Seeing this slothful maggot would be of no use to me, I directed my next words toward the turtle. “Mighty fine traveler you have there. I do hope you charge extra to listen to his delightful ramblings.”


The turtle stopped for a moment and nodded in my direction. A man of few words; I liked that.


The gnome was not about to be ignored, “Missy, I suspect that tongue of yours is precisely the reason you’re stuck to that tree. Perhaps the wolves will take it off your hands; if you stay here long enough, you’ll find out. Then again, they may not be able to stop at eating your tongue. Hungry creatures, wolves are.” The chubby little man chuckled a little too hard and nearly fell off his perch.


As he collected himself I grasped a tiny little pebble and flicked it directly into his forehead. Although it was smaller than a button on his shirt, it knocked him off the turtle.
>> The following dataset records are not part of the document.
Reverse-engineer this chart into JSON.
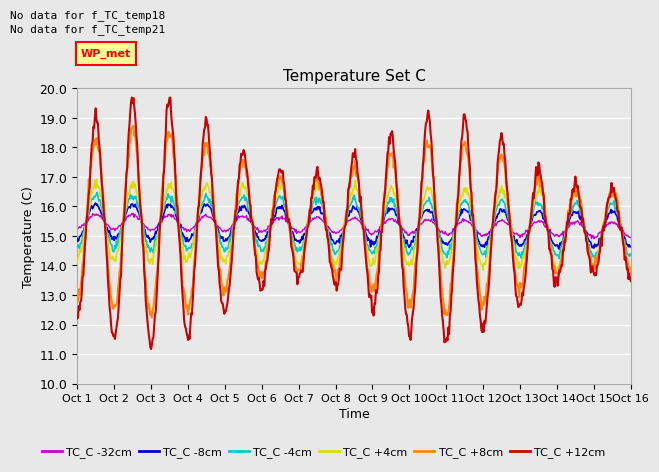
{
  "title": "Temperature Set C",
  "ylabel": "Temperature (C)",
  "xlabel": "Time",
  "annotations": [
    "No data for f_TC_temp18",
    "No data for f_TC_temp21"
  ],
  "wp_met_label": "WP_met",
  "ylim": [
    10.0,
    20.0
  ],
  "yticks": [
    10.0,
    11.0,
    12.0,
    13.0,
    14.0,
    15.0,
    16.0,
    17.0,
    18.0,
    19.0,
    20.0
  ],
  "xtick_labels": [
    "Oct 1",
    "Oct 2",
    "Oct 3",
    "Oct 4",
    "Oct 5",
    "Oct 6",
    "Oct 7",
    "Oct 8",
    "Oct 9",
    "Oct 10",
    "Oct 11",
    "Oct 12",
    "Oct 13",
    "Oct 14",
    "Oct 15",
    "Oct 16"
  ],
  "series_colors": [
    "#cc00cc",
    "#0000dd",
    "#00cccc",
    "#dddd00",
    "#ff8800",
    "#cc0000"
  ],
  "series_labels": [
    "TC_C -32cm",
    "TC_C -8cm",
    "TC_C -4cm",
    "TC_C +4cm",
    "TC_C +8cm",
    "TC_C +12cm"
  ],
  "series_linewidths": [
    1.0,
    1.2,
    1.2,
    1.2,
    1.5,
    1.5
  ],
  "background_color": "#e8e8e8",
  "grid_color": "#ffffff",
  "n_points": 720
}
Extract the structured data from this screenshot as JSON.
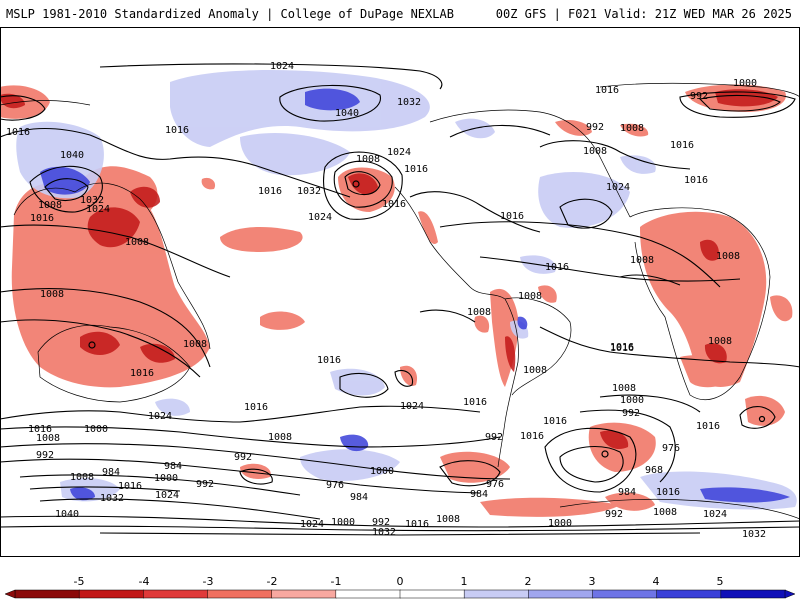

I should warn you to never attack a gnome when you are not in a position to run away. The wretched little thing bit my toe, and much like when a piece of parchment slices the top of your finger, I could feel nothing but excruciating pain.


The awful thing then climbed atop my leg and although he was hardly taller than my longest finger, managed to make my insides turn in the most awful way. I became instantly fearful for my life; there is nothing like being locked in place to make a tiny person seem awfully large and menacing.


“You silly little girl,” he cried as he made his way shakily up to my knee, “never attack a man who is on vacation. He’ll have much more energy to fight back when his mind is not bogged down with other things.” He placed his stubby arms on his hips and tapped his foot. He seemed to be waiting for an apology.